Food, dancing and music marked the scene at the Becker Amphitheater Thursday, as students celebrated the Pan African Fair as part of Black History Month.
The annual fair was hosted to give the community more insight to African cultures.
Cultural activities included double-dutch jump roping, dominos, flag coloring and old and new hip-hop music. An African-American fraternity also performed a special step dance routine.
African-American student organizations, including The Black Student Union, Sister Talk and Delta Sigma Theta took part in the event.
The Black Student Union wanted to reach out to students and raise awareness of the low black population on campus, said Esther Ogunrinu, health sciences major and president of Sister Talk.
Currently, black students make up two percent of the student population at CSUF, Ogunrinu said.
Tremaine Tasher, director of administration for the Black Student Union, hoped the event would give students of different ethnicities more insight to the African-American community.
“(It’s to) give a positive outlook on what we do,” Tasher said. “It’s not the stereotypical things.”
Sister Talk, a student group dedicated to exploring the changing roles and concerns of black women on campus through meaningful dialogue focusing on relationships, community concerns and leadership, according to their website, was also at the event.
The group wanted to raise awareness that Sister Talk is a resource for the women on campus, Ogunrinu said.
Sister Talk also wanted to make connections with the other sororities on campus to build on diversity.
Ogunrinu said she hopes people will be more aware of the African-American community on campus and its cultural traditions.

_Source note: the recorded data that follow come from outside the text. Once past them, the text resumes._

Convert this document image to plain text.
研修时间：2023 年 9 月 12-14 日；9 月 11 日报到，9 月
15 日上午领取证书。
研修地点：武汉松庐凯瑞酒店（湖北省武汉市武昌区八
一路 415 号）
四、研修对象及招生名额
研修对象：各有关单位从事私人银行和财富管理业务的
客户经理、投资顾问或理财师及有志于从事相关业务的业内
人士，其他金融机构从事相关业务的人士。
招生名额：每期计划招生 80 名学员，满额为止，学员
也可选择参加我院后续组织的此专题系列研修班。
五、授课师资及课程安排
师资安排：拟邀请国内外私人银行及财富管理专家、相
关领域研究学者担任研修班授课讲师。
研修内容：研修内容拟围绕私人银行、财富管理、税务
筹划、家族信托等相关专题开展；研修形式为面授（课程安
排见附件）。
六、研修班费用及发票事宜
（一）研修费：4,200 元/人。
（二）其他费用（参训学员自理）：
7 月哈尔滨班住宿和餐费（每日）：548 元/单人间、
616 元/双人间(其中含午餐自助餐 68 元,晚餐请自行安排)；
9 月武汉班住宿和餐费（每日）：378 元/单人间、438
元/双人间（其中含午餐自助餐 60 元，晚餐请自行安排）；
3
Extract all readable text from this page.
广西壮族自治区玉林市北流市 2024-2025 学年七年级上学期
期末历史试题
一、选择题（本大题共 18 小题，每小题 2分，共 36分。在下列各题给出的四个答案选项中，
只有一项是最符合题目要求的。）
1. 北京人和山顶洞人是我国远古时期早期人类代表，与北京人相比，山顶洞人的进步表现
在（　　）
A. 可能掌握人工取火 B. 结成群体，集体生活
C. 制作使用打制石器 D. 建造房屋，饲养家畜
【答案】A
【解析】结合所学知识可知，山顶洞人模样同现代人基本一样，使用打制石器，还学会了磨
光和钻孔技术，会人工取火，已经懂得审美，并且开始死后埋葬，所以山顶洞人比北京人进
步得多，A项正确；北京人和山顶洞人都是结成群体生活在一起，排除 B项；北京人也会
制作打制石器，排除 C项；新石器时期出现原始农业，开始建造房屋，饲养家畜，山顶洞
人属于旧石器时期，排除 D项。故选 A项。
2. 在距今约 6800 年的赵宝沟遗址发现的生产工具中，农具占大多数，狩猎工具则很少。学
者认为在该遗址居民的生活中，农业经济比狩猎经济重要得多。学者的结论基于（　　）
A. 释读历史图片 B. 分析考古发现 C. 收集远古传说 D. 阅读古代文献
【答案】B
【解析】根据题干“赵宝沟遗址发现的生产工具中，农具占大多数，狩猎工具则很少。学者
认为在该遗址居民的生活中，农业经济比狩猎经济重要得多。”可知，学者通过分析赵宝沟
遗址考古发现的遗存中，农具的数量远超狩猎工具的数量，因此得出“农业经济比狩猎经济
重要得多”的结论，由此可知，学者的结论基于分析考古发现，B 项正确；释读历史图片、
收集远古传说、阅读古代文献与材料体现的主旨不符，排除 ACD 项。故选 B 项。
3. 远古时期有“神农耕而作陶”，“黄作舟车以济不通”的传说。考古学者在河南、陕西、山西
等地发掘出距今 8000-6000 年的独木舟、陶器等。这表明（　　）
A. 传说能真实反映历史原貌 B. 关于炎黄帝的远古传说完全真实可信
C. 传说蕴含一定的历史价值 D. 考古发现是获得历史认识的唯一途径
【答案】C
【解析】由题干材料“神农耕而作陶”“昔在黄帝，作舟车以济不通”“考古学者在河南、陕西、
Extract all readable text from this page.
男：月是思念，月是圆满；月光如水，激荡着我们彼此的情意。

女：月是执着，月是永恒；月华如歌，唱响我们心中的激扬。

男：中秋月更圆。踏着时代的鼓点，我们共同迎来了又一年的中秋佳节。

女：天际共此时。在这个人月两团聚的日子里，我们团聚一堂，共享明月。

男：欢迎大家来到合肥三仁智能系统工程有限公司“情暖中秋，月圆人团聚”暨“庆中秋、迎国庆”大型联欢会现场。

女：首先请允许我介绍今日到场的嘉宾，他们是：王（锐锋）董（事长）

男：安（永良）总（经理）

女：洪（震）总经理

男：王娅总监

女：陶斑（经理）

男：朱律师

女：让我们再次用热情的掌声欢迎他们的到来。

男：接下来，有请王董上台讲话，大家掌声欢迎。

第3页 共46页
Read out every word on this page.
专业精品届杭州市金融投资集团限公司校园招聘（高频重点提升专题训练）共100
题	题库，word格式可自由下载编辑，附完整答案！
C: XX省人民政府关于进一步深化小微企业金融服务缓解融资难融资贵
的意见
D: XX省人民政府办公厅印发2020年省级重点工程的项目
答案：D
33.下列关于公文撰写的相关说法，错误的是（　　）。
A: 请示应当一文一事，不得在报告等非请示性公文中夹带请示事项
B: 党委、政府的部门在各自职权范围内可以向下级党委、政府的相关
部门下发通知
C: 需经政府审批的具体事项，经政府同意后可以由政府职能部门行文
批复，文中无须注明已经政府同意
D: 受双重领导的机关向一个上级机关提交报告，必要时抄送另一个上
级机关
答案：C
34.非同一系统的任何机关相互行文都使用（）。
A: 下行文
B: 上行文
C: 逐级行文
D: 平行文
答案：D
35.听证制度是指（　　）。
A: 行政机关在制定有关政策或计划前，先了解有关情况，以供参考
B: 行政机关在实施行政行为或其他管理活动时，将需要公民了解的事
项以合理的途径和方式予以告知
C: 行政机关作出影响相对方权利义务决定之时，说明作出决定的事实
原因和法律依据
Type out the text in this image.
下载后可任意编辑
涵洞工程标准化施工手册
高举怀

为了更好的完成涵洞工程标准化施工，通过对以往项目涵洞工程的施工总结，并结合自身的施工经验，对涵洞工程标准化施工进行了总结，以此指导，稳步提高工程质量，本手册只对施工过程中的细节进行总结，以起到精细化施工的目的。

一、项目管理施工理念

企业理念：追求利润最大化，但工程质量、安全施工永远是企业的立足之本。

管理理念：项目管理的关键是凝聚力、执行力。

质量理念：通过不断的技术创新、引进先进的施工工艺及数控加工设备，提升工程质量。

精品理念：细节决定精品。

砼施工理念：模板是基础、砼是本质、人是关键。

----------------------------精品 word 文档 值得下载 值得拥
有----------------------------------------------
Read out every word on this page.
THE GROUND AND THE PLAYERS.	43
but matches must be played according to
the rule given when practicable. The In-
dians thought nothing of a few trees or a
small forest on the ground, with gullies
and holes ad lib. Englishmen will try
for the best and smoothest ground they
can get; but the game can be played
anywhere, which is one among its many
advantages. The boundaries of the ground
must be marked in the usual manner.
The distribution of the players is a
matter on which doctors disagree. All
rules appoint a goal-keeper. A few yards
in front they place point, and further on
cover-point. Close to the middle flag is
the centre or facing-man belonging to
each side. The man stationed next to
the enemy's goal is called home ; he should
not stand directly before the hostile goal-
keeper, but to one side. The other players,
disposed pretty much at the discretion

The group, she said, is aiming to do more events outside to engage the campus community and increase their visibility.
Phi Beta Sigma Fraternity, Inc. was also present among the African-American student organizations hoping to bring awareness to the low population of black students on campus.
Jason Garnelladams, a marketing major, said he hoped this would allow the students to be more open-minded when it comes to understanding other cultures.
“(We’re here to) make it known to our whole campus, that’s why we are in an open environment, no closed door so the whole campus can see us,” Garnelladams said. “We’re not hiding anything at all … we’re not ashamed of what we are doing.”